En moi-même, je pense Passer par la montagne, c’est deux heures de trajet en moins, et puis il a neigé dans le sud, certes, mais c’était il y a une semaine, depuis ça c’est calmé, il m’emmerde. J’ai des rapports conflictuels avec mon grand-père. Il suffit qu’il me dise blanc pour que l’envie de faire noir me démange furieusement. Sans blague.

Nous voilà donc partis en ce début de semaine. Je ramène ma mère chez elle après son séjour annuel aux Antilles. La voiture est chargée comme un baudet. La route se fait tranquillement jusqu’à Lyon, avec tous les avantages d’un voyage hors période scolaire. Le temps est plutôt clément, ni pluie ni neige, ciel relativement dégagé, circulation fluide, pas trop de camions, pas trop de fous du volant. Sauf un — il y en a toujours un — qui déboule à cinq cents mètres du péage, double toutes les voitures qui décélèrent gentiment, et que nous retrouvons, juste après la barrière, bloqué net dans ses ardeurs par la maréchaussée en embuscade. Jouissif.

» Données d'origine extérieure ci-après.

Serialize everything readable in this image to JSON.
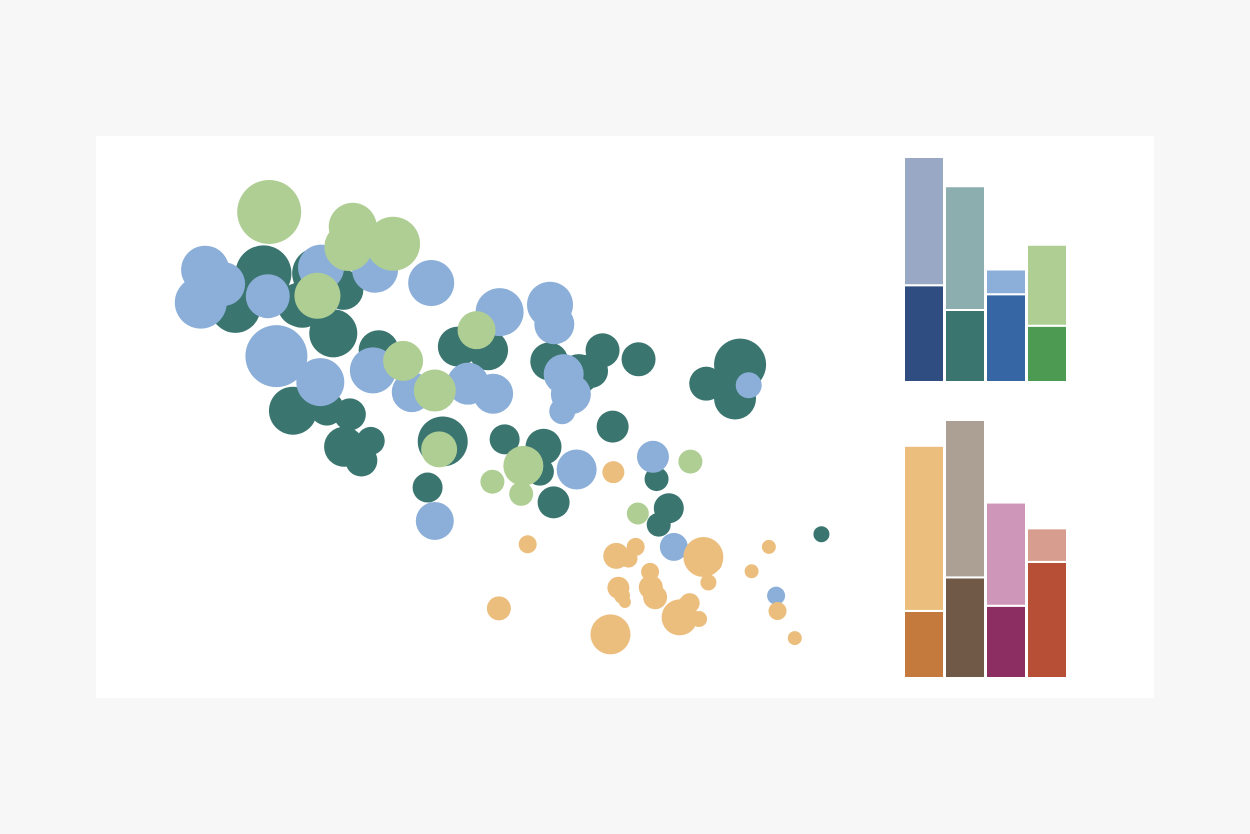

Aux alentours de Grenoble, le ciel se plombe. Un premier panneau lumineux clignote un Neige, soyez prudents. Ma mère s’agite sur son siège, Tu devrais prendre par l’autoroute, regarde le ciel, c’est un ciel de neige. Il est dix-sept heures et je marmonne Il ne neige pas, et puis par l’autoroute, c’est quatre heures de plus, par la montagne on est arrivés dans deux heures, tu vas voir, ça va le faire. Silence.

Nous croisons un deuxième panneau lumineux et son Neige, soyez prudents. Puis, quelques instants plus tard, un panneau fixe que je n’avais jamais remarqué auparavant — alors que je prends cette route depuis des années. Direction Marseille, dernière sortie. Ma décision est prise, je poursuis vers la montagne. Tortillement de la passagère.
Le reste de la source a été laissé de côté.